Another Round opens with a quote by Søren Kierkegaard: “What is youth? / A dream / What is love? / The dream’s contents.” It’s a fitting prelude to Thomas Vinterberg’s exploration of aging male malaise. The story focuses on four friends in search of a shakeup to lift them out of their respective midlife valleys. The fact that these four teachers decide to seek change by drinking increasingly large quantities of alcohol shouldn’t deter viewers who don’t think that happiness should be sought in a bottle. Another Round has much more on its mind than drunken debauchery and its serious questions about meaning, love, and abandoned dreams agiley balance out the inebriated fun.

At the film’s center is Martin (Mads Mikkelsen), a history teacher who has become bored of his own lessons and is therefore becoming an albatross to his baffled students and their concerned parents. Martin was once a nimble young creative, but he’s now paunchy and pensive, constantly wearing a look of blank bewilderment. When he asks his wife Anika (Marie Bonnevie) if he’s lost his spark, she can’t even give him a straight answer. It’s obvious that Martin needs a change if he’s going to regain any sense of excitement, and a strange seed of an idea begins to grow at a 40th birthday dinner for his philosophy teacher colleague Nikolaj (Magnus Millang).

Four schoolteacher friends celebrating a birthday.

While the drinks at dinner move from beer to harder liquor, Martin, Nikolaj, music teacher Peter (Lars Ranthe), and sports coach Tommy (Thomas Bo Larsen) all lament their quickly fleeing youthfulness. Inspiration strikes when Nikolaj presents a theory by Norwegian psychiatrist Finn Skårderud which states that human beings have a devastating blood alcohol deficit that must be countered by daily drinking in order to invigorate our arid existence. The quartet decide to test the theory’s hypothesis and observe the effects of regular boozing on their lives. Breathalyzer tools and bottles are purchased and the community-accountable, alcohol-drenched experimentation begins.

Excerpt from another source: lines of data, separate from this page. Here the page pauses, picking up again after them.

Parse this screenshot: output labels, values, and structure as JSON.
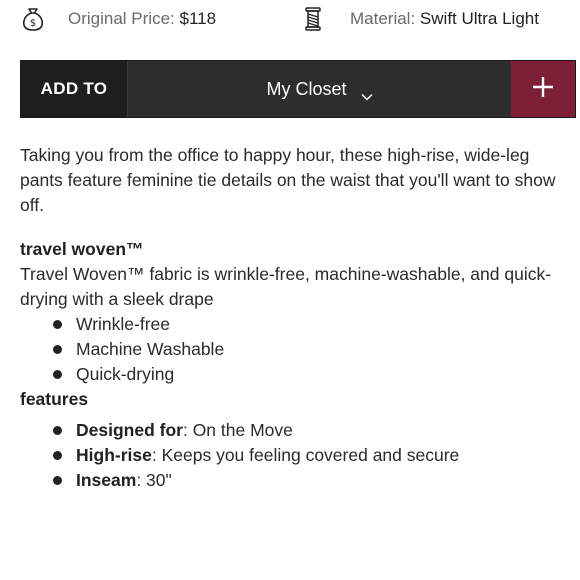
{
  "info": {
    "price_icon": "money-bag-icon",
    "price_label": "Original Price:",
    "price_value": "$118",
    "material_icon": "thread-spool-icon",
    "material_label": "Material:",
    "material_value": "Swift Ultra Light"
  },
  "add_bar": {
    "add_to_label": "ADD TO",
    "closet_value": "My Closet",
    "plus_icon": "plus-icon"
  },
  "description": "Taking you from the office to happy hour, these high-rise, wide-leg pants feature feminine tie details on the waist that you'll want to show off.",
  "fabric": {
    "heading": "travel woven™",
    "text": "Travel Woven™ fabric is wrinkle-free, machine-washable, and quick-drying with a sleek drape",
    "bullets": [
      "Wrinkle-free",
      "Machine Washable",
      "Quick-drying"
    ]
  },
  "features": {
    "heading": "features",
    "items": [
      {
        "label": "Designed for",
        "value": ": On the Move"
      },
      {
        "label": "High-rise",
        "value": ": Keeps you feeling covered and secure"
      },
      {
        "label": "Inseam",
        "value": ": 30\""
      }
    ]
  },
  "colors": {
    "bar_dark": "#2b2b2b",
    "add_to_bg": "#1e1e1e",
    "accent": "#7e1f38"
  }
}
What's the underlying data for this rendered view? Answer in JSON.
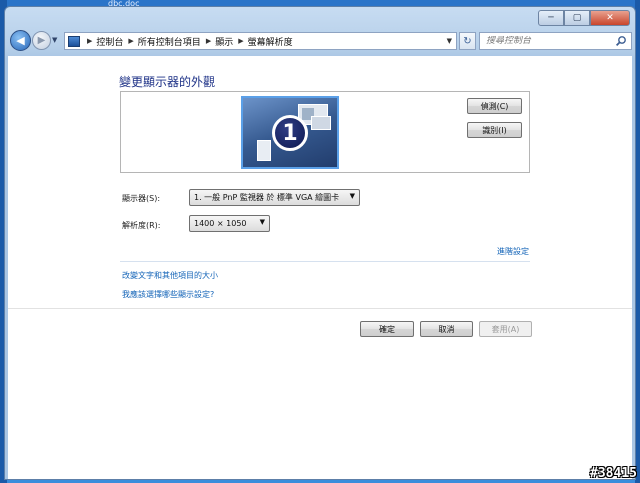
{
  "desktop": {
    "file_label": "dbc.doc",
    "watermark": "#38415"
  },
  "window": {
    "caption_buttons": {
      "minimize": "─",
      "maximize": "▢",
      "close": "✕"
    },
    "address_bar": {
      "breadcrumbs": [
        "控制台",
        "所有控制台項目",
        "顯示",
        "螢幕解析度"
      ],
      "refresh_icon": "refresh-icon"
    },
    "search": {
      "placeholder": "搜尋控制台"
    }
  },
  "main": {
    "title": "變更顯示器的外觀",
    "monitor_number": "1",
    "detect_button": "偵測(C)",
    "identify_button": "識別(I)",
    "display_label": "顯示器(S):",
    "display_value": "1. 一般 PnP 監視器 於 標準 VGA 繪圖卡",
    "resolution_label": "解析度(R):",
    "resolution_value": "1400 × 1050",
    "advanced_link": "進階設定",
    "links": [
      "改變文字和其他項目的大小",
      "我應該選擇哪些顯示設定?"
    ]
  },
  "footer": {
    "ok": "確定",
    "cancel": "取消",
    "apply": "套用(A)"
  },
  "colors": {
    "title_blue": "#1e3287",
    "link_blue": "#1565b8",
    "desktop_blue": "#2f7fd0"
  }
}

The idea is a quirky one to say the least, but Vinterberg’s well-paced plot and the sensitive performances make the unfolding of this experiment utterly believable. At first, things look up, very up. Martin’s body hums with newfound energy and it proceeds to affect all aspects of his life. His lessons land, his students rejoice, his family life and marriage enjoy astronomical lifts. Nikolaj, Peter, and Tommy also encounter inspiring experiences. So, naturally, all four of them want more and drink more, much more.

The oncoming wall can be seen a mile away, but Another Round doesn’t attempt to offer standard moralizing. No judgment is passed on these searching characters. This is not so much an indictment on alcohol abuse as it is an honest exploration of how far the desperate will go to revisit a bit of their lost youth in the face of increasing years, to touch a bit of euphoria in the shadow of the daily slog, to look forward to something mysterious popping up in the place of the mundane.

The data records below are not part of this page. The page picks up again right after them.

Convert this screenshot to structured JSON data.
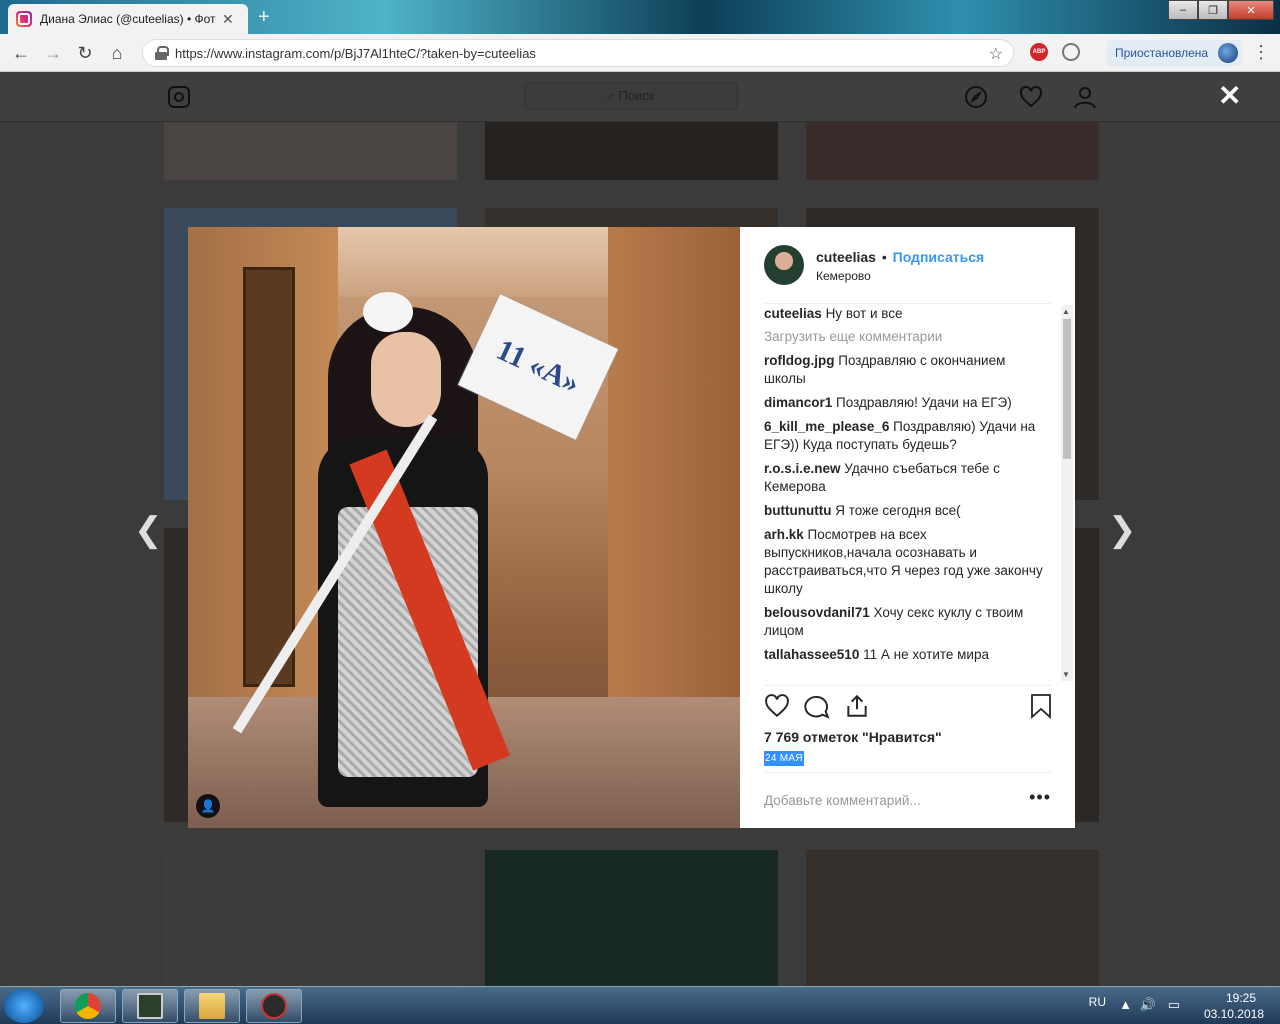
{
  "browser": {
    "tab_title": "Диана Элиас (@cuteelias) • Фото",
    "tab_close": "✕",
    "new_tab": "+",
    "url": "https://www.instagram.com/p/BjJ7Al1hteC/?taken-by=cuteelias",
    "ext_abp": "ABP",
    "profile_status": "Приостановлена"
  },
  "instagram": {
    "search_placeholder": "Поиск",
    "close_label": "✕"
  },
  "post": {
    "sign_text": "11 «А»",
    "username": "cuteelias",
    "follow_label": "Подписаться",
    "location": "Кемерово",
    "load_more": "Загрузить еще комментарии",
    "caption": {
      "user": "cuteelias",
      "text": "Ну вот и все"
    },
    "comments": [
      {
        "user": "rofldog.jpg",
        "text": "Поздравляю с окончанием школы"
      },
      {
        "user": "dimancor1",
        "text": "Поздравляю! Удачи на ЕГЭ)"
      },
      {
        "user": "6_kill_me_please_6",
        "text": "Поздравляю) Удачи на ЕГЭ)) Куда поступать будешь?"
      },
      {
        "user": "r.o.s.i.e.new",
        "text": "Удачно съебаться тебе с Кемерова"
      },
      {
        "user": "buttunuttu",
        "text": "Я тоже сегодня все("
      },
      {
        "user": "arh.kk",
        "text": "Посмотрев на всех выпускников,начала осознавать и расстраиваться,что Я через год уже закончу школу"
      },
      {
        "user": "belousovdanil71",
        "text": "Хочу секс куклу с твоим лицом"
      },
      {
        "user": "tallahassee510",
        "text": "11 А не хотите мира"
      }
    ],
    "likes": "7 769 отметок \"Нравится\"",
    "date": "24 МАЯ",
    "add_comment_placeholder": "Добавьте комментарий...",
    "more": "•••"
  },
  "taskbar": {
    "lang": "RU",
    "time": "19:25",
    "date": "03.10.2018"
  }
}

This is also not an advertisement for following in the footsteps of these seekers. It leaps and lands awkwardly and beautifully somewhere in between. It names the fear and sits squarely in the questions, never offering easy answers. In the end, what Another Round is trying to say feels far from the point. Its message is messy. Just like its main character’s gloriously jubilant and juvenile dance in the final scene, it’s a film that both entertains and invites its audience to approach the pain at its root with uncommon interest. It feels simultaneously alien and all-too-familiar, like the aging process itself, and much like the intoxicated experiment at its core, it’s an experience to be consumed like a fever dream and dissected in community conversation.